Но Музыкант перебил:

— Поглядели, и хватит. Садитесь.

Все послушно расселись на ступеньках, и Денек сказал мальчику:

— Садись и ты.

И опять все стали смотреть на него. Правда, уже не так подозрительно. Музыкант задумчиво проговорил:

— Ну и что же нам с тобой делать?..

Мальчик понял, что пришла решительная минута. Он зажмурился и отчаянно попросил:

— Возьмите меня к себе!

Они не ответили, только запереглядывались. Курчавый вполголоса сказал:

— Ага… А потом разболтает.

— Я ничего не разболтаю! — клятвенно пообещал мальчик.— Если бы я хотел, я давно бы мог про вас разболтать.

Все насторожились, а Музыкант строго спросил:

— Про нас? А что ты знаешь? Мальчик понял, что назад пути нет.

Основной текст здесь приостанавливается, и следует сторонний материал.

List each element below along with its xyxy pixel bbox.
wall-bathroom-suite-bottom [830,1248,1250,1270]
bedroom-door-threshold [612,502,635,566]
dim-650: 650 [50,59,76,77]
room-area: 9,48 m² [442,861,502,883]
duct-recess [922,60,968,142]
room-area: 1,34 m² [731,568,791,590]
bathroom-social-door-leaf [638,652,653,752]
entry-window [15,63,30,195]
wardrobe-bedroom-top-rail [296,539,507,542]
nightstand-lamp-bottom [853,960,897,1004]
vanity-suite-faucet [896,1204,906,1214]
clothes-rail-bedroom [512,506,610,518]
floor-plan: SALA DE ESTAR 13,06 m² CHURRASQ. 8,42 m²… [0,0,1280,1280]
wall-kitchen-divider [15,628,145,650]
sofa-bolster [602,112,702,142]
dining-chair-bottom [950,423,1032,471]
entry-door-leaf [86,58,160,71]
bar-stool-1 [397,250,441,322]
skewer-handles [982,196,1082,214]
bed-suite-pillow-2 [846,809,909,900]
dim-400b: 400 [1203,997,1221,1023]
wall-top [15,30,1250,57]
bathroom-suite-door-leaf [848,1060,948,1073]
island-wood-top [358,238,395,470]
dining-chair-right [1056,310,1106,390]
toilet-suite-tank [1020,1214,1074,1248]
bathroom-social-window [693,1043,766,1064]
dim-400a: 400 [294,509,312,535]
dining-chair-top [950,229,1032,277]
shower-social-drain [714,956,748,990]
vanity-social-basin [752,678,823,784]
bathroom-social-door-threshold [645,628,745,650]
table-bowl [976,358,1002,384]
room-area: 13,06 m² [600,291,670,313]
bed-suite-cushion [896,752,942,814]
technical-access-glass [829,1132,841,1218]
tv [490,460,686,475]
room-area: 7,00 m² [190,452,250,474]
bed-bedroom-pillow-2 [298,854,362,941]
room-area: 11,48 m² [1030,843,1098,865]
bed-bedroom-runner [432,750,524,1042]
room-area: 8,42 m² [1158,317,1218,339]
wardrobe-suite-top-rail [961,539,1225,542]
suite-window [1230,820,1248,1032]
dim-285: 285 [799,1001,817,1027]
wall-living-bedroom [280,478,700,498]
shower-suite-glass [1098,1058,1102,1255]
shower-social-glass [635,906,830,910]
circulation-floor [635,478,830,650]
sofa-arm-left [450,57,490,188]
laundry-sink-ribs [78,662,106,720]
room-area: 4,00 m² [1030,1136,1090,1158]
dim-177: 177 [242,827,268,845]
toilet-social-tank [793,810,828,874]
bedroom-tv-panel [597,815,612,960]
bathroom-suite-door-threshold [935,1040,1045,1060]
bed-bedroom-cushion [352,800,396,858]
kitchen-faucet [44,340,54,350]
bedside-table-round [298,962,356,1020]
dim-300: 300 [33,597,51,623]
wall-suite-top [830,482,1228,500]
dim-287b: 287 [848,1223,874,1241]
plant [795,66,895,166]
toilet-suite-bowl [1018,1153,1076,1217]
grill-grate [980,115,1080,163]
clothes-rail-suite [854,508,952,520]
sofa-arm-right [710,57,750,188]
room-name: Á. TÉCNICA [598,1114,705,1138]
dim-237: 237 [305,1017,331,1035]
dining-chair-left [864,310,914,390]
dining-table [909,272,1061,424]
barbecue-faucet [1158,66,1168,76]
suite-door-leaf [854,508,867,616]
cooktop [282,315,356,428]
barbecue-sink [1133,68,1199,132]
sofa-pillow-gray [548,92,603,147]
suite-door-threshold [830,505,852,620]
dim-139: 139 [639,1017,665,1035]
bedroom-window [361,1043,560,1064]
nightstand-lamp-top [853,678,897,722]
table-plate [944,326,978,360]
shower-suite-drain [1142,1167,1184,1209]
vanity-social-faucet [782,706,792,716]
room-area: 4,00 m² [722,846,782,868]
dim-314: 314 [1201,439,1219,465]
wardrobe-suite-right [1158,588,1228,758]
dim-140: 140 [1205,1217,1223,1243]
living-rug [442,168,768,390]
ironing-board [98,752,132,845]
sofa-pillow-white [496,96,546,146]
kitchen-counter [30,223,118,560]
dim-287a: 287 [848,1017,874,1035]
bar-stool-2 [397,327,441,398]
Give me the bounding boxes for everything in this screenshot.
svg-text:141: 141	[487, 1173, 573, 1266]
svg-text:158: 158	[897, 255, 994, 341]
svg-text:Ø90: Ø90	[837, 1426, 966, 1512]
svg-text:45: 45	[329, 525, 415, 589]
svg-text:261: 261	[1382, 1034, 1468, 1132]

— Много знаю. Знаю, где ваша лодка спрятана, чтобы через Реку плавать. Знаю, что вы в Пустой Город ходите. И что вы поклялись никогда не ссориться, если даже с разных берегов… Только не знаю, кто такие ве­терки…

Он замолчал, и тишина сделалась такой, что опять страшновато стало. В фонаре потрескивало нагретое железо.

Музыкант спросил — уже не строго, а печально:

— Как ты про это выведал?

— Я не нарочно,— слегка покривил душой маль­чик.— Но щелей-то в камнях много. А я тут все закоулки знаю, мы ведь давным-давно здесь живем…— Он осмелел и улыбнулся.— И глаза вы мне зря завязывали, этот погреб я тоже знаю…

Денек вдруг засмеялся:

— А мы-то думали, что полный секрет…

Мальчик вздохнул:

— А у вас и так полный секрет. Кроме меня, никто не знает, а я не выдам. Если не возьмете к себе, все равно не выдам, я не предатель.

— Возьмем, наверно,— серьезно сказал Музыкант.— Что ж теперь… Вы как думаете? Ты как, Денек?

— Я? Ну, пожалуйста, я не против. Даже наоборот.

— А другие?

— Да ладно,— усмехнулся Андрюшка.— Только не испугался бы…

— Пусть клятву даст,— сказал Летчик.— Где листок?

Кто-то зашуршал бумагой. Летчик вытащил из во­ротника длинную иглу.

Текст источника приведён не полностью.